Glitch (music)

Glitch is a genre of electronic music that emerged in the 1990s which is distinguished by the deliberate use of glitch-based audio media and other sonic artifacts.[1]

The glitching sounds featured in glitch tracks usually come from audio recording device or digital electronics malfunctions, such as CD skipping, electric hum, digital or analog distortion, circuit bending, bit-rate reduction, hardware noise, software bugs, computer crashes, vinyl record hiss or scratches, and system errors. Sometimes devices that were already broken are used, and sometimes devices are broken expressly for this purpose.[2] In Computer Music Journal, composer and writer Kim Cascone classified glitch as a subgenre of electronica and used the term post-digital to describe the glitch aesthetic.[1]
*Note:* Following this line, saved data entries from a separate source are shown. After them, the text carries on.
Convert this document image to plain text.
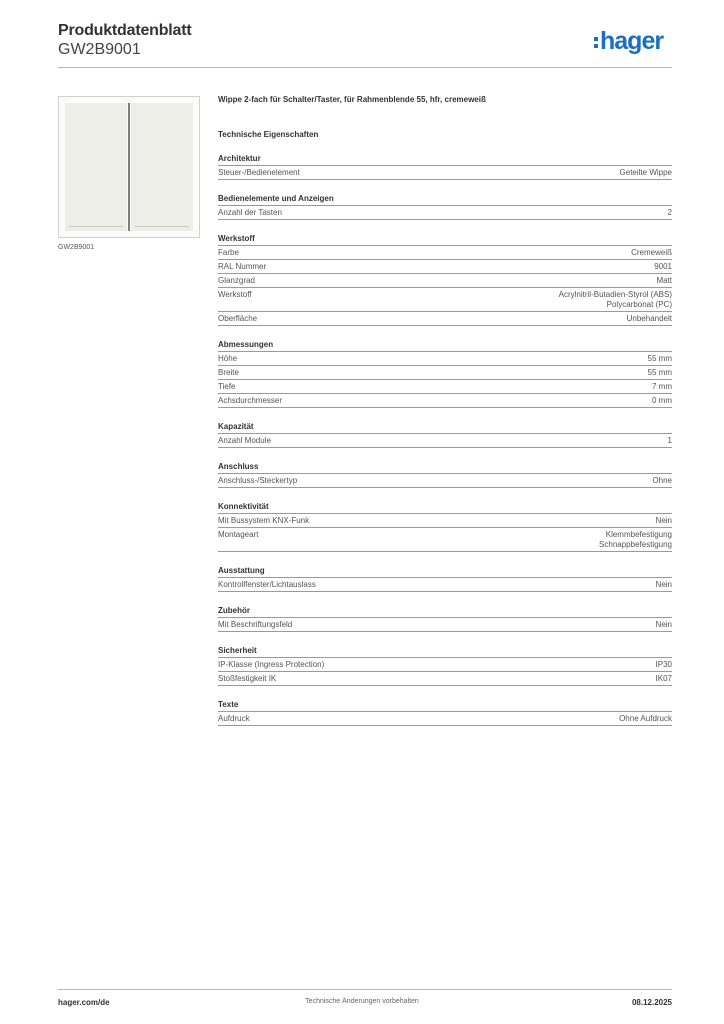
Produktdatenblatt
GW2B9001	hager
GW2B9001
Wippe 2-fach für Schalter/Taster, für Rahmenblende 55, hfr, cremeweiß
Technische Eigenschaften
Architektur
Steuer-/Bedienelement	Geteilte Wippe
Bedienelemente und Anzeigen
Anzahl der Tasten	2
Werkstoff
Farbe	Cremeweiß
RAL Nummer	9001
Glanzgrad	Matt
Werkstoff	Acrylnitril-Butadien-Styrol (ABS)
Polycarbonat (PC)
Oberfläche	Unbehandelt
Abmessungen
Höhe	55 mm
Breite	55 mm
Tiefe	7 mm
Achsdurchmesser	0 mm
Kapazität
Anzahl Module	1
Anschluss
Anschluss-/Steckertyp	Ohne
Konnektivität
Mit Bussystem KNX-Funk	Nein
Montageart	Klemmbefestigung
Schnappbefestigung
Ausstattung
Kontrollfenster/Lichtauslass	Nein
Zubehör
Mit Beschriftungsfeld	Nein
Sicherheit
IP-Klasse (Ingress Protection)	IP30
Stoßfestigkeit IK	IK07
Texte
Aufdruck	Ohne Aufdruck
hager.com/de	Technische Änderungen vorbehalten	08.12.2025
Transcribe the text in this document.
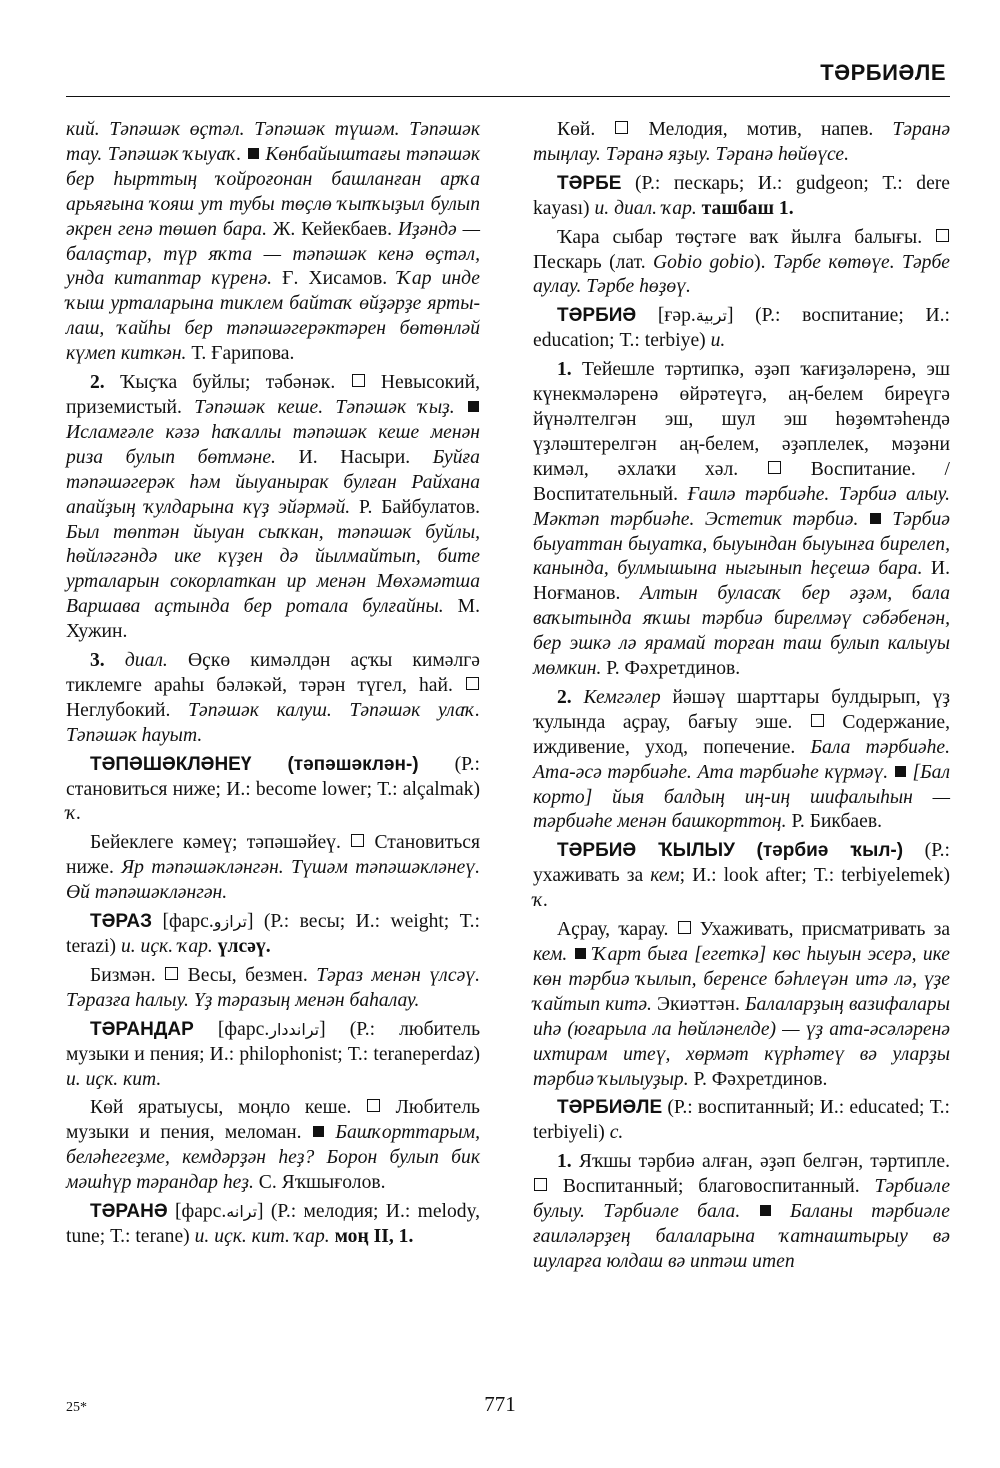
ТӘРБИӘЛЕ

кий. Тәпәшәк өҫтәл. Тәпәшәк түшәм. Тәпәшәк тау. Тәпәшәк ҡыуаҡ. Көнбайыштағы тәпәшәк бер һырттың ҡойроғонан башланған арҡа арьяғына ҡояш ут тубы төҫлө ҡыпҡыҙыл булып әкрен генә төшөп бара. Ж. Кейекбаев. Иҙәндә — балаҫтар, түр яҡта — тәпәшәк кенә өҫтәл, унда китаптар күренә. Ғ. Хисамов. Ҡар инде ҡыш урталарына тиклем байтаҡ өйҙәрҙе яртылаш, ҡайһы бер тәпәшәгерәктәрен бөтөнләй күмеп киткән. Т. Ғарипова.

2. Ҡыҫҡа буйлы; тәбәнәк. Невысокий, приземистый. Тәпәшәк кеше. Тәпәшәк ҡыҙ.  Исламғәле кәзә һаҡаллы тәпәшәк кеше менән риза булып бөтмәне. И. Насыри. Буйға тәпәшәгерәк һәм йыуанырак булған Райхана апайҙың ҡулдарына күҙ эйәрмәй. Р. Байбулатов. Был төптән йыуан сыҡкан, тәпәшәк буйлы, һөйләгәндә ике күҙен дә йылмайтып, бите урталарын сокорлаткан ир менән Мөхәмәтша Варшава аҫтында бер ротала булғайны. М. Хужин.

3. диал. Өҫкө кимәлдән аҫҡы кимәлгә тиклемге араһы бәләкәй, тәрән түгел, һай.  Неглубокий. Тәпәшәк калуш. Тәпәшәк улаҡ. Тәпәшәк һауыт.

ТӘПӘШӘКЛӘНЕҮ (тәпәшәклән-) (Р.: становиться ниже; И.: become lower; Т.: alçalmak) ҡ.

Бейеклеге кәмеү; тәпәшәйеү. Становиться ниже. Яр тәпәшәкләнгән. Түшәм тәпәшәкләнеү. Өй тәпәшәкләнгән.

ТӘРАЗ [фарс.ترازو] (Р.: весы; И.: weight; Т.: terazi) и. иҫк. ҡар. үлсәү.

Бизмән. Весы, безмен. Тәраз менән үлсәү. Тәразға һалыу. Үҙ тәразың менән баһалау.

ТӘРАНДАР [фарс.ترانددار] (Р.: любитель музыки и пения; И.: philophonist; Т.: teraneperdaz) и. иҫк. кит.

Көй яратыусы, моңло кеше. Любитель музыки и пения, меломан. Башҡорттарым, беләһегеҙме, кемдәрҙән һеҙ? Борон булып бик мәшһүр тәрандар һеҙ. С. Яҡшығолов.

ТӘРАНӘ [фарс.ترانه] (Р.: мелодия; И.: melody, tune; Т.: terane) и. иҫк. кит. ҡар. моң II, 1.

Көй.	Мелодия, мотив, напев. Тәранә тыңлау. Тәранә яҙыу. Тәранә һөйөүсе.

ТӘРБЕ (Р.: пескарь; И.: gudgeon; Т.: dere kayası) и. диал. ҡар. ташбаш 1.

Ҡара сыбар төҫтәге ваҡ йылға балығы.  Пескарь (лат. Gobio gobio). Тәрбе көтөүе. Тәрбе аулау. Тәрбе һөҙөү.

ТӘРБИӘ [ғәр.تربية] (Р.: воспитание; И.: education; Т.: terbiye) и.

1. Тейешле тәртипкә, әҙәп ҡағиҙәләренә, эш күнекмәләренә өйрәтеүгә, аң-белем биреүгә йүнәлтелгән эш, шул эш һөҙөмтәһендә үҙләштерелгән аң-белем, әҙәплелек, мәҙәни кимәл, әхлаҡи хәл.	Воспитание. / Воспитательный. Ғаилә тәрбиәһе. Тәрбиә алыу. Мәктәп тәрбиәһе. Эстетик тәрбиә. Тәрбиә быуаттан быуатка, быуындан быуынға бирелеп, канында, булмышына ныгынып һеҫешә бара. И. Ноғманов. Алтын буласаҡ бер әҙәм, бала ваҡытында яҡшы тәрбиә бирелмәү сәбәбенән, бер эшкә лә ярамай торған таш булып калыуы мөмкин. Р. Фәхретдинов.

2. Кемгәлер йәшәү шарттары булдырып, үҙ ҡулында аҫрау, бағыу эше.	Содержание, иждивение, уход, попечение. Бала тәрбиәһе. Ата-әсә тәрбиәһе. Ата тәрбиәһе күрмәү. [Бал корто] йыя балдың иң-иң шифалыһын — тәрбиәһе менән башкорттоң. Р. Бикбаев.

ТӘРБИӘ ҠЫЛЫУ (тәрбиә ҡыл-) (Р.: ухаживать за кем; И.: look after; Т.: terbiyelemek) ҡ.

Аҫрау, ҡарау. Ухаживать, присматривать за кем. Ҡарт быға [егеткә] көс һыуын эсерә, ике көн тәрбиә ҡылып, беренсе бәһлеүән итә лә, үҙе ҡайтып китә. Экиәттән. Балаларҙың вазифалары иһә (юғарыла ла һөйләнелде) — үҙ ата-әсәләренә ихтирам итеү, хөрмәт күрһәтеү вә уларҙы тәрбиә ҡылыуҙыр. Р. Фәхретдинов.

ТӘРБИӘЛЕ (Р.: воспитанный; И.: educated; Т.: terbiyeli) с.

1. Яҡшы тәрбиә алған, әҙәп белгән, тәртипле.  Воспитанный; благовоспитанный. Тәрбиәле булыу. Тәрбиәле бала.	Баланы тәрбиәле ғаиләләрҙең балаларына ҡатнаштырыу вә шуларға юлдаш вә иптәш итеп

25*	771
  1. ^ a b "The glitch genre arrived on the back of the electronica movement, an umbrella term for alternative, largely dance-based electronic music (including house, techno, electro, drum'n'bass, and ambient) that has come into vogue in the past five years. Most of the work in this area is released on labels peripherally associated with the dance music market and is, therefore, removed from the contexts of academic consideration and acceptability that it might otherwise earn. Still, in spite of this odd pairing of fashion and art music, the composers of glitch often draw their inspiration from the masters of 20th century music who they feel best describe its lineage." THE AESTHETICS OF FAILURE: 'Post-Digital' Tendencies in Contemporary Computer Music, Kim Cascone, Computer Music Journal 24:4 Winter 2000 (MIT Press)
  2. ^ Cascone, Kim (2004). "The Aesthetics of Failure: 'Post-Digital' Tendencies in Contemporary Computer Music". In Cox, Christoph; Warner, Daniel (eds.). Audio Culture: Readings in Modern Music. Continuum Books. pp. 392–398.